Growth has been the dominant style for the U.S. stock market for pretty much all of the 2010s.

Based on the S&P 500 style indices, growth beat value in every year from 2007-2020 with the exception of 2012 and 2016. That is dominance, and the cherry on top was a trouncing of growth over value in 2020 of +32.0% vs -1.4%.

But in late 2020 the tide turned, and value started outperforming. All the stars were aligned for value including a sizeable valuation discount, the re-opening of the economy that would benefit value due to the constituents being more economically sensitive, rising yields and rising inflation. And it looked like the great value rotation had started… until the last few weeks cast some doubt.
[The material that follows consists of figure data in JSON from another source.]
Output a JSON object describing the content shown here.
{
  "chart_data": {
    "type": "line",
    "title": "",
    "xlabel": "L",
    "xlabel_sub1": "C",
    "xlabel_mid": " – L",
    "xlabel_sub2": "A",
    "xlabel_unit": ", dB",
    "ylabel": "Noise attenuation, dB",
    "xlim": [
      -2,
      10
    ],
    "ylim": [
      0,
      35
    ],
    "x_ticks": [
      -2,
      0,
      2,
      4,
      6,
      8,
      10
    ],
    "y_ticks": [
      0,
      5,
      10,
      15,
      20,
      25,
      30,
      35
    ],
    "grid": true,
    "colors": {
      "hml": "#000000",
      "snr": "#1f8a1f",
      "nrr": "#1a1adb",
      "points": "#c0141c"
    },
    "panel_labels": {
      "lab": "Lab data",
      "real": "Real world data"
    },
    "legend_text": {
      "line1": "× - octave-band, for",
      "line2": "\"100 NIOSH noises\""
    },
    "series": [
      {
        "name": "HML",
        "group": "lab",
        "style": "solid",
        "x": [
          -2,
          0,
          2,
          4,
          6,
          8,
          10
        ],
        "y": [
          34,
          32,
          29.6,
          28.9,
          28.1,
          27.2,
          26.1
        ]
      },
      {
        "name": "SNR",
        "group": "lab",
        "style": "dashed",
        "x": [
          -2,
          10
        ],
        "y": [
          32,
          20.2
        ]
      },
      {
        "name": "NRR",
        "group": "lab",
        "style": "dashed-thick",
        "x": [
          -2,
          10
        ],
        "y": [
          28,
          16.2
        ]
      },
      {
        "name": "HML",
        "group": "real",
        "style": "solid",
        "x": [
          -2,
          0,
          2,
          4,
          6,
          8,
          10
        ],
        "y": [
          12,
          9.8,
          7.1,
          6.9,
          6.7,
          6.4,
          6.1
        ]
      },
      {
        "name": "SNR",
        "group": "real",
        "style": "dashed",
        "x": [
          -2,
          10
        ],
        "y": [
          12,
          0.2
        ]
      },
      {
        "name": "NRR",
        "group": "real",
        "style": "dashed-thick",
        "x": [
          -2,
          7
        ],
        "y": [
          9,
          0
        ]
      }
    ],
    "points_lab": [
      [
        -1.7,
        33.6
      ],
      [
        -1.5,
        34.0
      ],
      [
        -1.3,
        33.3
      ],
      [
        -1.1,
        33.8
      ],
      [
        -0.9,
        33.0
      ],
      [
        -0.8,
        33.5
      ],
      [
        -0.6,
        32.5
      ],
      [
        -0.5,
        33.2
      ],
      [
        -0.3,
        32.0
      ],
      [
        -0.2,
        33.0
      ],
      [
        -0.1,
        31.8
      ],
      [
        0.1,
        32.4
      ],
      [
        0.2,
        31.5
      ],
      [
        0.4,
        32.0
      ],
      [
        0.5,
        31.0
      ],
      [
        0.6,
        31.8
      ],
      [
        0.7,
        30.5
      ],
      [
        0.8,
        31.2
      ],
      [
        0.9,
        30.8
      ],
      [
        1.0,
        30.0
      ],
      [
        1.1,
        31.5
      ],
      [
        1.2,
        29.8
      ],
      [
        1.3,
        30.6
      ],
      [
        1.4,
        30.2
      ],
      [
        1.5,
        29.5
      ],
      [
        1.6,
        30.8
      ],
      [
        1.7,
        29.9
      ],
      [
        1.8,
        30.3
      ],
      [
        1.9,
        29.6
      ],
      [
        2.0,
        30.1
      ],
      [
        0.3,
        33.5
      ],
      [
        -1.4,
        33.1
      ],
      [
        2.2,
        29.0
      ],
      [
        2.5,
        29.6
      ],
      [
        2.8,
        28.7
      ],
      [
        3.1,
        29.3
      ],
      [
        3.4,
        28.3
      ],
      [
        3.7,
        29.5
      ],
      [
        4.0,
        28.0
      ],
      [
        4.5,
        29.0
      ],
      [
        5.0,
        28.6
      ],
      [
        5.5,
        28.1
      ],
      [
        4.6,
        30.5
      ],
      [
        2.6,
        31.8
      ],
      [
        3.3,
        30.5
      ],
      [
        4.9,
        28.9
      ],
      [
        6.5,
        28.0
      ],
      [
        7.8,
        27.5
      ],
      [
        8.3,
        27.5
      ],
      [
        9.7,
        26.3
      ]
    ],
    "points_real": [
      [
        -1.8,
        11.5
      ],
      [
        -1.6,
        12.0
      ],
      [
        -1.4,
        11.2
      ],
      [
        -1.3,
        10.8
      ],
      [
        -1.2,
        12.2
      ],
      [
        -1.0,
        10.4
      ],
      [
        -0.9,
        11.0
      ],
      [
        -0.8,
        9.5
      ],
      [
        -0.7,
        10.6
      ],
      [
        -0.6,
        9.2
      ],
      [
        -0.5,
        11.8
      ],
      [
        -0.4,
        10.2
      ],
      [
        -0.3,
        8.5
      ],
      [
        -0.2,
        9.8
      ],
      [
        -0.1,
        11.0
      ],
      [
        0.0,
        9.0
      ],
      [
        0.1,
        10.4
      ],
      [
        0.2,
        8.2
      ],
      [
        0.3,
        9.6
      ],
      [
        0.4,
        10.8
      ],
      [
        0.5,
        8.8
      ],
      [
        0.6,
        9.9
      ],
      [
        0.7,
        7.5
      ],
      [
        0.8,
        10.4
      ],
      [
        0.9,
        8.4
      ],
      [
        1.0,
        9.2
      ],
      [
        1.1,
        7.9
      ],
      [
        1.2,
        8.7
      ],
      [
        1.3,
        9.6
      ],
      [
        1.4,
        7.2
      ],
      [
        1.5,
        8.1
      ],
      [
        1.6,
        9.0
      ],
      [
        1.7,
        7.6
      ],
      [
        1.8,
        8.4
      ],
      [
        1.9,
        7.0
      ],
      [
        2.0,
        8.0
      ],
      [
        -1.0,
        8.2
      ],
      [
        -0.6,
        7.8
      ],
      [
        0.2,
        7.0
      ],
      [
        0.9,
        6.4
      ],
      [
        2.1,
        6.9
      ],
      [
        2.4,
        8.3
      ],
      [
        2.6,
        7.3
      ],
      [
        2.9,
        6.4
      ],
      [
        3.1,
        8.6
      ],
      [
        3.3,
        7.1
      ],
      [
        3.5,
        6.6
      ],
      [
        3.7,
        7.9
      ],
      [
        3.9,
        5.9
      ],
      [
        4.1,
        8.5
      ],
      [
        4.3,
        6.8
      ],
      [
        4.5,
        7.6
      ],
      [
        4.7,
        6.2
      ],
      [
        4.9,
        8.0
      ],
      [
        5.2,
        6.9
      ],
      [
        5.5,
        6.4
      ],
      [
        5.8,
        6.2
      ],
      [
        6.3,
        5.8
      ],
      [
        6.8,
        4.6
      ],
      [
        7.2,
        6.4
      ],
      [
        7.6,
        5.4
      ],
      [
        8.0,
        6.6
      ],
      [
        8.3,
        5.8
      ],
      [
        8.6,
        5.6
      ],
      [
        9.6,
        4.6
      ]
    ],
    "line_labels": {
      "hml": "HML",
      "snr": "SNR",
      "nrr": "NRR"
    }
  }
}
So What About The Great Rotation?

Starting in mid-May, growth began to outperform, rebounding from earlier weakness. Meanwhile value appreciation stalled. Of interest, this reversal coincided with bond yields following the same pattern. After rising since last summer, the yield on the 10-year Treasury fell from 1.70% to 1.42% a week ago. There is a pretty strong correlation between changes in bond yields and the relative performance of value and growth.

The connection is logical. Bond yields tend to rise when the economic growth prospects are improving. Better economic growth benefits value companies more than growth for a few reasons. Firstly, value has greater weights in sectors that are more cyclical. Secondly, better economic growth means more companies are growing earnings; this reduces the scarcity of growth that sometimes occurs, favouring growth stocks.

Chart 2 is the 3-month percentage change in the 10- year Treasury yield and the 3-month relative performance of value vs growth. It is not a perfect relationship but the correlation is material and significant. So even though yields have come back down a bit, if you believe yields will rise in the coming months or quarters, value remains the better style tilt.

There is also no denying the valuation gap remains elevated to the extreme between value and growth. Currently, growth is trading at 27.3x and value at 17.1x forward earnings. To be fair, index valuations are market cap weighted averages of the underlying company valuations. And averages can be very misleading. For example, a person with their head in the oven and their feet in the freezer, on average should be just fine. But we know that won’t work.

A spread of 10 valuation points between value and growth is in the 98th percentile extreme based on the past twenty years (chart 3), meaning growth is very expensive compared to value. Add the yield outlook to the valuation spread, improving economic growth, improving earnings growth, inflation outlook, and these factors all favour value over growth. We believe this rotation, despite a short-term setback, is just getting started.